Fox Sings New Tune, Orders 'The Four'

Beverly Hills, Calif. — The Fox television network no longer has “American Idol,” but it will have a new singing competition show, which hopes to deliver higher entertainment programming viewer levels to the network.

Fox will launch new singing reality show “The Four,” which shakes up the reality format. Four finalists are chosen in the first episode. Each week, new contestants challenge those finalists to steal one of the four slots, with the winner named in the season finale. 

“The original four will be known by the audience; there will be emotional stories and rooting interests,” says Dana Walden, chairman/CEO of Fox Television Group, speaking at the Television Critics Association meeting here. “When someone comes in to challenge them, they [the finalists] are the incumbent.”



Challengers will have their own fans, including the judges: “The longer you are on, the longer you will be having expert advice,” says Rob Wade, president of alternative entertainment and specials for the Fox Broadcasting company.

“The Four” will begin in 2018. Walden says it will not run against “American Idol,” which has moved to ABC. Fox decided to stop “American Idol" in 2016, although the producer Fremantle North America wanted to continue. Walden says the financial costs were becoming tougher.  

“We had a really tough decision,” she says. “‘American Idol" was a really expensive show and ratings dropped 70% ... The economics were terrible.”  

This included the expense of the three judges and the format, which Fremantle North America did not want to change. For the new “Idol” on ABC, big pop singer Katy Perry has reportedly inked a deal worth $25 million.

At its peak, “Idol” pulled in $883.7 million in 2008 national TV advertising, according to Forbes via Kantar Media estimates, dropping to $242.2 million in 2015. “Idol” averaged more than 31 million viewers in 2006. In 2016, its final season of its 15-year run, it averaged just over 11 million viewers.

Coca-Cola, AT&T and Ford Motor Company were the big three marketing partners for virtually the series’ entire run. At its peak, estimates were each "Idol" sponsor paid around $50 million to $60 million per season.

For the just-completed upfront for the 2017-2018 TV season, Fox earned total revenue similar to a year ago, according to media executives, pulling in an estimated $1.55 billion in upfront dollar volume. Estimates are Fox inked 6% to 8% gains on pricing -- the cost per thousand viewers (CPMs).

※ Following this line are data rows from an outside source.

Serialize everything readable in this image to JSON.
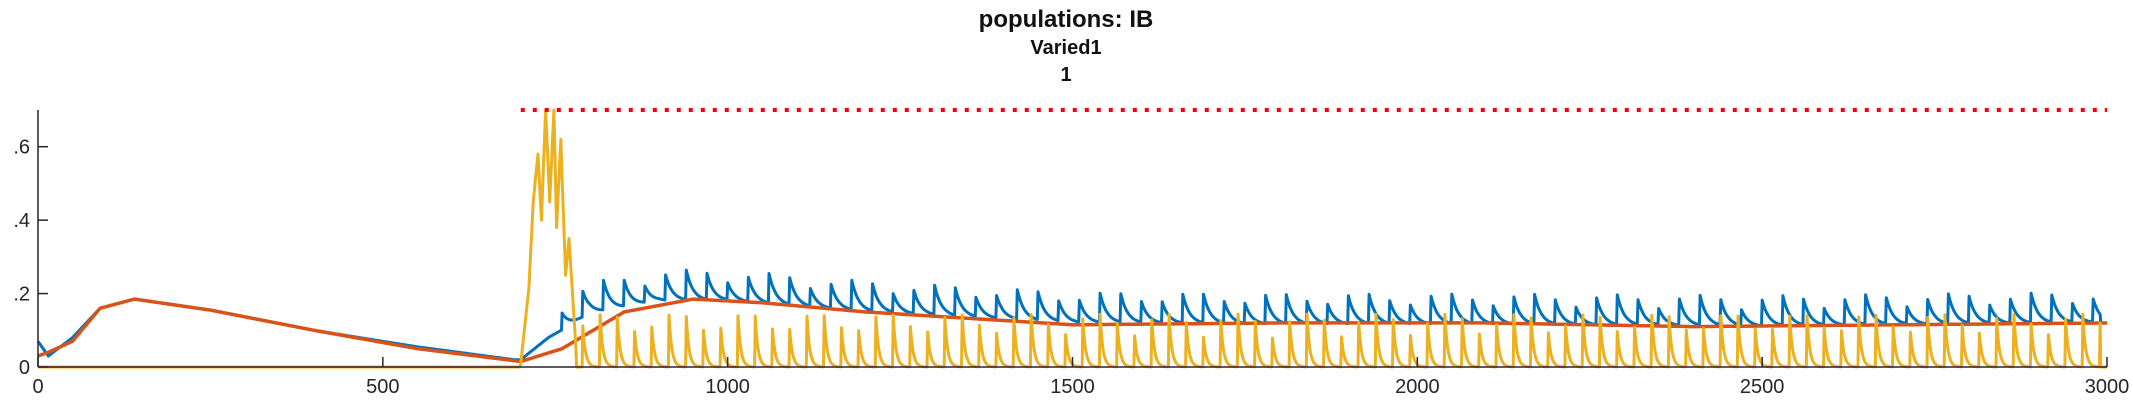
{
  "title_lines": [
    "populations: IB",
    "Varied1",
    "1"
  ],
  "chart_data": {
    "type": "line",
    "title": "populations: IB",
    "subtitles": [
      "Varied1",
      "1"
    ],
    "xlim": [
      0,
      3000
    ],
    "ylim": [
      0,
      0.7
    ],
    "xticks": [
      0,
      500,
      1000,
      1500,
      2000,
      2500,
      3000
    ],
    "xtick_labels": [
      "0",
      "500",
      "1000",
      "1500",
      "2000",
      "2500",
      "3000"
    ],
    "yticks": [
      0,
      0.2,
      0.4,
      0.6
    ],
    "ytick_labels": [
      "0",
      ".2",
      ".4",
      ".6"
    ],
    "grid": false,
    "colors": {
      "blue": "#0072BD",
      "orange": "#D95319",
      "yellow": "#EDB120",
      "threshold": "#FF0000"
    },
    "series": [
      {
        "color": "#0072BD",
        "baseline": [
          [
            0,
            0.07
          ],
          [
            15,
            0.03
          ],
          [
            50,
            0.08
          ],
          [
            90,
            0.16
          ],
          [
            140,
            0.185
          ],
          [
            250,
            0.155
          ],
          [
            400,
            0.1
          ],
          [
            550,
            0.055
          ],
          [
            690,
            0.02
          ],
          [
            700,
            0.02
          ],
          [
            740,
            0.08
          ],
          [
            800,
            0.145
          ],
          [
            900,
            0.18
          ],
          [
            1000,
            0.18
          ],
          [
            1200,
            0.15
          ],
          [
            1500,
            0.12
          ],
          [
            1800,
            0.115
          ],
          [
            2100,
            0.115
          ],
          [
            2500,
            0.11
          ],
          [
            3000,
            0.12
          ]
        ],
        "spikes": {
          "start": 760,
          "end": 2990,
          "period": 30,
          "amplitude": 0.07,
          "decay": 10
        }
      },
      {
        "color": "#D95319",
        "baseline": [
          [
            0,
            0.03
          ],
          [
            15,
            0.04
          ],
          [
            50,
            0.07
          ],
          [
            90,
            0.16
          ],
          [
            140,
            0.185
          ],
          [
            250,
            0.155
          ],
          [
            400,
            0.1
          ],
          [
            550,
            0.05
          ],
          [
            700,
            0.015
          ],
          [
            760,
            0.05
          ],
          [
            850,
            0.15
          ],
          [
            950,
            0.185
          ],
          [
            1050,
            0.175
          ],
          [
            1200,
            0.15
          ],
          [
            1500,
            0.115
          ],
          [
            1800,
            0.12
          ],
          [
            2100,
            0.12
          ],
          [
            2400,
            0.11
          ],
          [
            2700,
            0.115
          ],
          [
            3000,
            0.12
          ]
        ],
        "spikes": null
      },
      {
        "color": "#EDB120",
        "baseline": [
          [
            0,
            0.0
          ],
          [
            700,
            0.0
          ],
          [
            3000,
            0.0
          ]
        ],
        "burst": [
          [
            700,
            0.01
          ],
          [
            712,
            0.22
          ],
          [
            718,
            0.45
          ],
          [
            725,
            0.58
          ],
          [
            730,
            0.4
          ],
          [
            736,
            0.7
          ],
          [
            742,
            0.45
          ],
          [
            748,
            0.7
          ],
          [
            752,
            0.38
          ],
          [
            758,
            0.62
          ],
          [
            765,
            0.25
          ],
          [
            770,
            0.35
          ],
          [
            780,
            0.05
          ]
        ],
        "spikes": {
          "start": 790,
          "end": 2990,
          "period": 25,
          "amplitude": 0.12,
          "decay": 4
        }
      }
    ],
    "threshold_line": {
      "y": 0.7,
      "x_start": 700,
      "x_end": 3000,
      "style": "dotted",
      "color": "#FF0000"
    }
  }
}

Looking recently at Fox's programming results, it has done well with its summer programming -- versus other networks. Fox is down 7% among 18-49 viewers in total day live program/same-day time-shifting in the third quarter so far. ABC is down 21%; NBC dipped 15%; and CBS lost 13%.

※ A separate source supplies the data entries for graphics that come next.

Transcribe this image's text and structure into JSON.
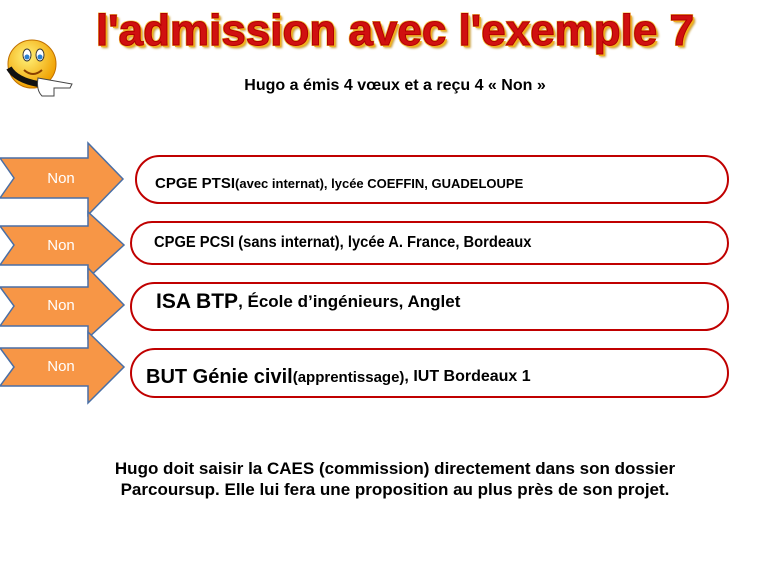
{
  "title": "l'admission avec l'exemple 7",
  "subtitle": "Hugo a émis 4 vœux et a reçu 4 « Non »",
  "colors": {
    "arrow_fill": "#f79646",
    "arrow_stroke": "#4a6fa5",
    "box_border": "#c00000",
    "title": "#d01010"
  },
  "wishes": [
    {
      "status": "Non",
      "name": "CPGE PTSI",
      "detail_small": " (avec internat), lycée COEFFIN, GUADELOUPE",
      "detail": ""
    },
    {
      "status": "Non",
      "name": "CPGE PCSI (sans internat), lycée A. France, Bordeaux",
      "detail_small": "",
      "detail": ""
    },
    {
      "status": "Non",
      "name": "ISA BTP",
      "detail_small": "",
      "detail": ", École d’ingénieurs, Anglet"
    },
    {
      "status": "Non",
      "name": "BUT Génie civil",
      "detail_small": " (apprentissage)",
      "detail": ", IUT Bordeaux 1"
    }
  ],
  "footer": {
    "line1": "Hugo doit saisir la CAES (commission) directement dans son dossier",
    "line2": "Parcoursup. Elle lui fera une proposition au plus près de son projet."
  }
}
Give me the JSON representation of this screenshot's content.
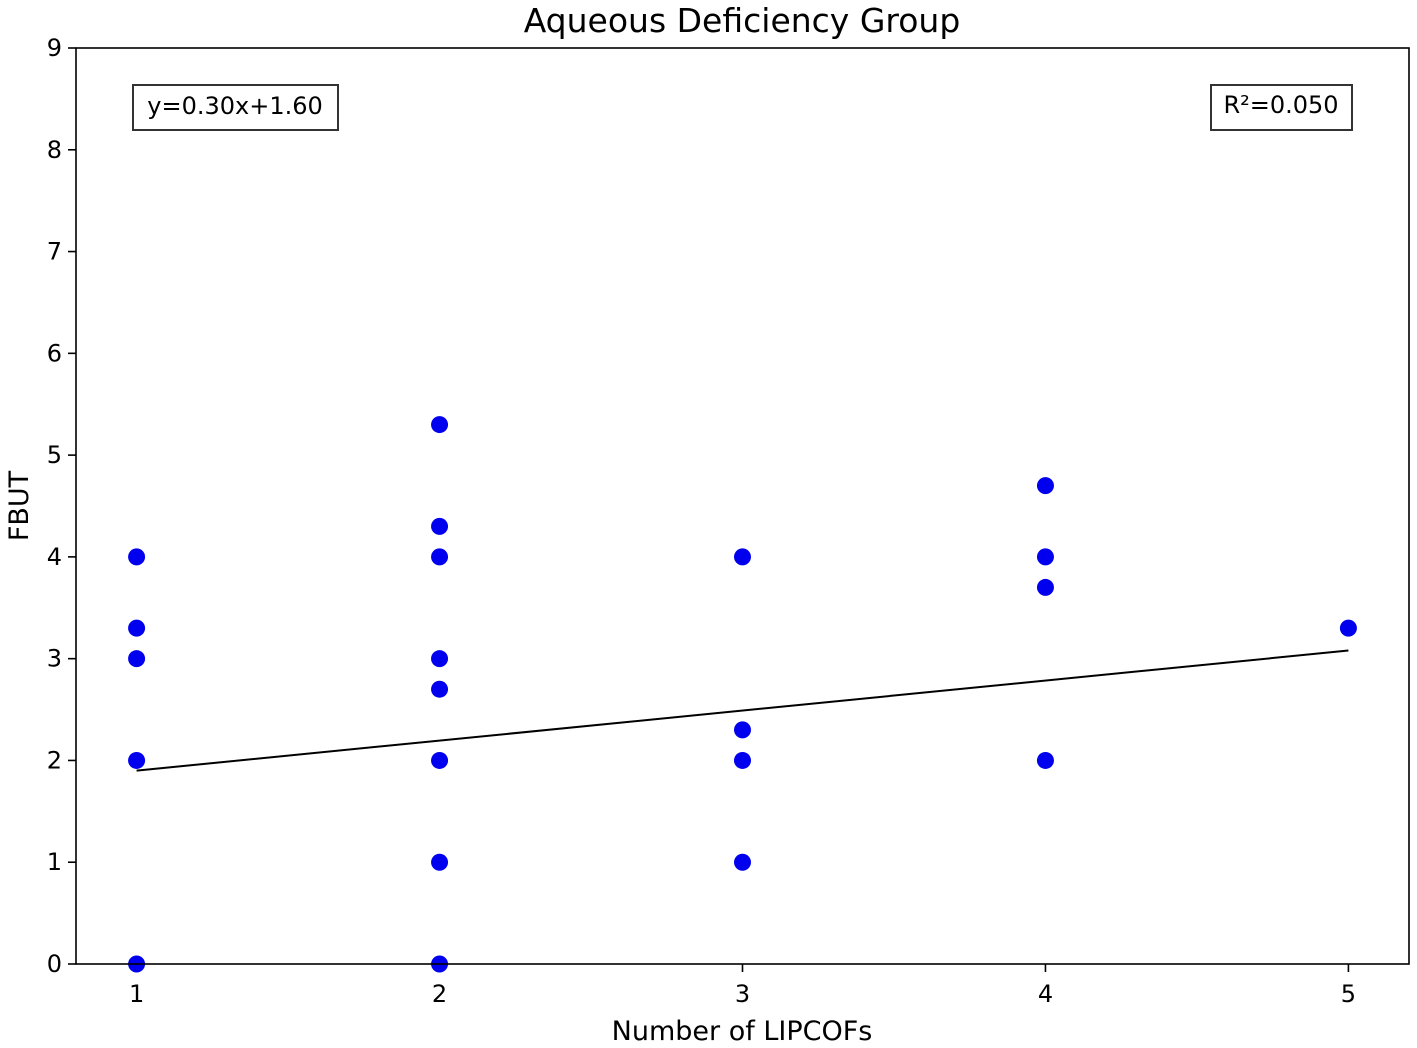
{
  "chart_data": {
    "type": "scatter",
    "title": "Aqueous Deficiency Group",
    "xlabel": "Number of LIPCOFs",
    "ylabel": "FBUT",
    "xlim": [
      0.8,
      5.2
    ],
    "ylim": [
      0,
      9
    ],
    "xticks": [
      1,
      2,
      3,
      4,
      5
    ],
    "yticks": [
      0,
      1,
      2,
      3,
      4,
      5,
      6,
      7,
      8,
      9
    ],
    "grid": false,
    "point_color": "#0000ee",
    "points": [
      {
        "x": 1,
        "y": 4.0
      },
      {
        "x": 1,
        "y": 3.3
      },
      {
        "x": 1,
        "y": 3.0
      },
      {
        "x": 1,
        "y": 2.0
      },
      {
        "x": 1,
        "y": 0.0
      },
      {
        "x": 2,
        "y": 5.3
      },
      {
        "x": 2,
        "y": 4.3
      },
      {
        "x": 2,
        "y": 4.0
      },
      {
        "x": 2,
        "y": 3.0
      },
      {
        "x": 2,
        "y": 2.7
      },
      {
        "x": 2,
        "y": 2.0
      },
      {
        "x": 2,
        "y": 1.0
      },
      {
        "x": 2,
        "y": 0.0
      },
      {
        "x": 3,
        "y": 4.0
      },
      {
        "x": 3,
        "y": 2.3
      },
      {
        "x": 3,
        "y": 2.0
      },
      {
        "x": 3,
        "y": 1.0
      },
      {
        "x": 4,
        "y": 4.7
      },
      {
        "x": 4,
        "y": 4.0
      },
      {
        "x": 4,
        "y": 3.7
      },
      {
        "x": 4,
        "y": 2.0
      },
      {
        "x": 5,
        "y": 3.3
      }
    ],
    "fit_line": {
      "x": [
        1,
        5
      ],
      "y": [
        1.9,
        3.08
      ],
      "color": "#000000"
    },
    "annotations": {
      "equation": "y=0.30x+1.60",
      "r_squared": "R²=0.050"
    }
  }
}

“MasterChef” is Fox's top summer show, averaging 3.5 million viewers.

For the completed 2016-2017 TV season, Fox grew 7% to a Nielsen 2.54 million 18-49 viewers in the C3 metric -- the average minute commercial ratings plus three days of time-shifted viewing. Much of this was due to airing the Super Bowl.

Fox’s best-performing series last season were: “Empire,” a Nielsen 7.6 million total viewers (2.74 ratings in 18-49 ratings); “The Simpsons,” 4.1 million viewers (1.8 rating in 18-49); “Lethal Weapon,” 6.5 million (1.6 rating in 18-49); “24: Legacy,” 5.1 million (1.4 18-49 rating); and “Star” 4.2 million viewers, (1.3 18-49 rating).

Taking out all sports programming last season, Fox sank 20% in total day 18-49 viewing, largely due to bad comparisons stemming from the final season of “American Idol” in 2016.